Arrestata la commercialista di Scarano

La Cassazione ha respinto il ricorso presentato dalla difesa contro il Riesame: Tiziana Cascone va ai domiciliari

Tiziana Cascone, la commercialista accusata con monsignorNunzio Scarano di concorso in riciclaggio, è da ieri agli arresti domiciliari. La Cassazione ha respinto il ricorso presentato dal difensore contro la pronuncia del Tribunale del Riesame e ha disposto l’esecuzione della misura. Secondo la Corte sussistono le esigenze cautelari individuate a gennaio dal Riesame, che accolse l’appello del sostituto procuratore Elena Guarino contro l’iniziale diniego del giudice delle indagini preliminare. Il Tribunale della libertà condivise la ricostruzione del relatore Giovanni Rulli e, a differenza del gip, ritenne non sufficiente che la professionista avesse interrotto i rapporti sia professionali che amicali con il sacerdote, in quanto le modalità dell’operazione ricostruita dagli inquirenti avrebbero rivelato una «pericolosità autonoma», cioè un’autonoma capacità a delinquere che rende concreto il rischio di una reiterazione del reato, anche con soggetti diversi da quelli coinvolti nell’inchiesta sul monsignore.

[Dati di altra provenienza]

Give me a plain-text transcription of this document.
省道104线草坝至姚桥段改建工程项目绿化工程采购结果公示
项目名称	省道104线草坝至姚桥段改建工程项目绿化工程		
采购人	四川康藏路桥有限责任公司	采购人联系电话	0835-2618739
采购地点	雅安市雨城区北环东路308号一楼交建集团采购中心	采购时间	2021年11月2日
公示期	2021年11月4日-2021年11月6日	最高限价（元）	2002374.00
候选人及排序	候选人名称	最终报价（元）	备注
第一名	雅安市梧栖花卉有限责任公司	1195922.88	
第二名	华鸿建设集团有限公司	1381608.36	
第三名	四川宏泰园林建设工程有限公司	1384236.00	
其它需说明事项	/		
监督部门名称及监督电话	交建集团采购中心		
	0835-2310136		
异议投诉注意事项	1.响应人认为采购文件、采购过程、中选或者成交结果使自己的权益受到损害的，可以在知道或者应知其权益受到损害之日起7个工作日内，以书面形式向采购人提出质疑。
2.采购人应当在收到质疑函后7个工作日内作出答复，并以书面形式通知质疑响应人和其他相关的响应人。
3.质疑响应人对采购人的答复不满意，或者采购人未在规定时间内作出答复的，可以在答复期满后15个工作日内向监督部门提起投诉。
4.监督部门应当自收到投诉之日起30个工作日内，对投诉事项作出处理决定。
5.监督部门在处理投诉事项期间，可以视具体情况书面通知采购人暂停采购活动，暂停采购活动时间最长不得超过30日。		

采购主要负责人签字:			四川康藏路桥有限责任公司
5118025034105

Il provvedimento è stato eseguito nel primo pomeriggio di ieri dai finanzieri del nucleo tributario, che hanno condotto l’intera indagine e che a gennaio notificarono anche l’ordinanza di arresto a Scarano, tuttora ai domiciliari sebbene con una misura attenuata che gli consente tre ore di libertà al giorno in considerazione di uno stato di disagio psicologico. Alla Cascone si contesta di aver violato la normativa antiriciclaggio in due occasioni: quando partecipò alle operazioni di scambio tra soldi e assegni circolari che servì a don Nunzio per celare la provenienza dal suo conto Ior di quasi 600mila euro, serviti per l’estinzione di un mutuo ipotecario; e quando, da tenutaria delle scritture contabili della immobiliare Nuen, consentì che il sacerdote versasse 758mila euro nelle casse di questa società, benché inattiva e amministrata da un altro soggetto: un nipote del prelato che deteneva tuttavia solo l’1 per cento delle quote mentre il resto era nelle mani di Scarano. Secondo la Procura la professionista ha concorso alla “ripulitura” di «risorse finanziarie di provenienza illecita», che si suppongono frutto di un’evasione fiscale degli armatori D’Amico sui quali pende per questo un’inchiesta a Roma. A Salerno l’indagine sul riciclaggio ha già dato origine a un rinvio a giudizio che vedrà a settembre l’avvio del processo per 51 imputati, tra cui i firmatari degli assegni che nello studio della Cascone ricevettero in cambio una busta con l’equivalente in contanti. Scarano provò subito a scaricare le responsabilità sulla professionista, dichiarando di aver eseguito quello scambio dietro suo consiglio, con l’obiettivo di celare la propria disponibilità economica ai parenti con cui aveva costituito l’immobiliare “Prima luce” e con i quali era poi venuto allo scontro, al punto da voler uscire dalla società ed estinguere l’ipoteca. Per gli inquirenti, però, dietro quell’operazione c’è un vasto giro di riciclaggio.